Богданов тоже оказался в плену уносящегося в тоннель поезда метро. Последнее, что он разглядел между мелькавших на платформе колонн – силуэт Кадыка, который быстрым шагом двигался к выходу на поверхность.
– Срисовал он нас, – уверенно заявил Богданов. – Не просто почувствовал, а срисовал. Только где именно, не знаю. Не жались ведь к нему вроде. Где умудрился срисовать, ума не приложу.
Вечером они сидели в любимом баре и пили пиво, провожая очередной пролетевший рабочий день. С ними был и Курилин, 40-летний опер из их же отделения, которого месяц назад перевели в общий отдел. Собственно, на его место и назначили новичка Гущина.
– Раз на раз не приходится, ты же знаешь, – пожал плечами Курилин, утешая приятеля. – Бывают и пустые дни, как же без них. А ты, Антоха, молодец, – повернулся он к Гущину. – Вон, Витек говорит, что все схватываешь на лету.
– Правильно, – промычал Богданов, вливая в себя залпом одну третью часть пива.

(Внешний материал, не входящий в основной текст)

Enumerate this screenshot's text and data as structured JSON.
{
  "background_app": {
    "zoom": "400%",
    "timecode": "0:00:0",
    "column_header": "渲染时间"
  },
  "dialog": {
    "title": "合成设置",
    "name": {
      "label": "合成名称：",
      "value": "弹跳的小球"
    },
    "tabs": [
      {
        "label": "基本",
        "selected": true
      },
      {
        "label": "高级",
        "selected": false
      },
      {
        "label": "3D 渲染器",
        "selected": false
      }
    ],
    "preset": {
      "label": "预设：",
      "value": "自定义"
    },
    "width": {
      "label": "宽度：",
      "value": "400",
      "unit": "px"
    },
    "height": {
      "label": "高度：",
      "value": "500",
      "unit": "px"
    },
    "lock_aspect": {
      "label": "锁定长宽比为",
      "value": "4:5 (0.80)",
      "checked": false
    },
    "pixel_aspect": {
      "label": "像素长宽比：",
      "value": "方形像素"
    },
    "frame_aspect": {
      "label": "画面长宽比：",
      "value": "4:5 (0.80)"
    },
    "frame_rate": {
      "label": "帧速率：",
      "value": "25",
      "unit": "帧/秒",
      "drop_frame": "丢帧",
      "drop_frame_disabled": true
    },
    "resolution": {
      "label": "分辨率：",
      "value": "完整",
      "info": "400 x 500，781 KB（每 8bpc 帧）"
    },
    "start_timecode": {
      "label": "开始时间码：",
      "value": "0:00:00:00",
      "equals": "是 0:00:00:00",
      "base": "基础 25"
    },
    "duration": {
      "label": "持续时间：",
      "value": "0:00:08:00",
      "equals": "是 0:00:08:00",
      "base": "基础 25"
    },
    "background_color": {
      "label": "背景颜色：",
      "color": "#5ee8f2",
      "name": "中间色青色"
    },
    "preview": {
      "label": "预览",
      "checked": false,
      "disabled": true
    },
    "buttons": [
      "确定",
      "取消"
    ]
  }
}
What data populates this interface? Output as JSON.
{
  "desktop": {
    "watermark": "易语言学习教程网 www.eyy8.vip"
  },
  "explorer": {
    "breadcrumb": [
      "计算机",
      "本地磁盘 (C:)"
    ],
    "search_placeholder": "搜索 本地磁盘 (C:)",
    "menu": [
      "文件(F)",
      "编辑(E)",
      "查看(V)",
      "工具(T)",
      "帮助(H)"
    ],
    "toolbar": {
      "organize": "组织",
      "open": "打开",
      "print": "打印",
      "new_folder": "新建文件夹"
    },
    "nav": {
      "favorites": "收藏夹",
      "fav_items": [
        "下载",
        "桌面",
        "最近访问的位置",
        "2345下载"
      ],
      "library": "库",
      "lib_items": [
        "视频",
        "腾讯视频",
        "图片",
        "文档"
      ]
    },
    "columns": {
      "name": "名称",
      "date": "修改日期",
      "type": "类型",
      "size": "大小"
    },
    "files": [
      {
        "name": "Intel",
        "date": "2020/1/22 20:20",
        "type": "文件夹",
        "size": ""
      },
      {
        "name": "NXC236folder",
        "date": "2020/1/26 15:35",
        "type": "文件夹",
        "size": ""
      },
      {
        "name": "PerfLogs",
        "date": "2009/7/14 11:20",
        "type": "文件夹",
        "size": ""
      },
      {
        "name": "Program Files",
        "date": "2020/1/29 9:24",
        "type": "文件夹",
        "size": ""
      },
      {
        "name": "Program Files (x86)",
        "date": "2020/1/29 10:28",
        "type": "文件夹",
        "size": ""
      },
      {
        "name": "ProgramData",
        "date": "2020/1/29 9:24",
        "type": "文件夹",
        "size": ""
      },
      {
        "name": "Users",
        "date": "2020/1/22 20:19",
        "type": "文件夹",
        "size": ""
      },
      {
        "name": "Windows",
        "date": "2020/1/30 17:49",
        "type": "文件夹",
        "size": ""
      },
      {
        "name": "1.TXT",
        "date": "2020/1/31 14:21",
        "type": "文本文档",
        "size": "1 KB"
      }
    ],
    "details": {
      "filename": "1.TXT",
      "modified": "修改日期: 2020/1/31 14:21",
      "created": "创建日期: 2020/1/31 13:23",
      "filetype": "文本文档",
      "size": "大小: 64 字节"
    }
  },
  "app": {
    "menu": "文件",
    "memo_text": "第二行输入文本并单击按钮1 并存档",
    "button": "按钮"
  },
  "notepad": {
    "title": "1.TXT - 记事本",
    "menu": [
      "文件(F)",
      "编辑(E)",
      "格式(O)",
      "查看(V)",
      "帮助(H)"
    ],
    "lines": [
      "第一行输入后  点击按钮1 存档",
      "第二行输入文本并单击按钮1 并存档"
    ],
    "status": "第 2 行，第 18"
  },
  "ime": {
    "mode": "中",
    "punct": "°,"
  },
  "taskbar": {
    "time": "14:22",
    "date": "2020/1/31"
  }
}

– А это дорогого стоит, парень. Тут ведь у нас как. Не тупая физическая сила в нашем ремесле нужна. Когда-то – вон, Витек не даст соврать – щипачи были элитой криминального мира. Тут нужны и ловкие пальцы, и зверская интуиция, и находчивость. А артистизм. Ага-ага! Хороший карманник – это чувак от бога. Хороший карманник – всегда отличный актер. Правильно я говорю, Витек?
– В натуре, – промычал Богданов и влил в себя залпом вторую треть.
– Вот. А значит, что? Значит, и мы не должны им уступать. Когда наш отдел, антищипачей, только создали, у нас конкурс был – ого-го! Одного из восьмерых только брали, остальных отсеивали. А уж карманники в метро – это вообще отдельная тема. Правильно я говорю?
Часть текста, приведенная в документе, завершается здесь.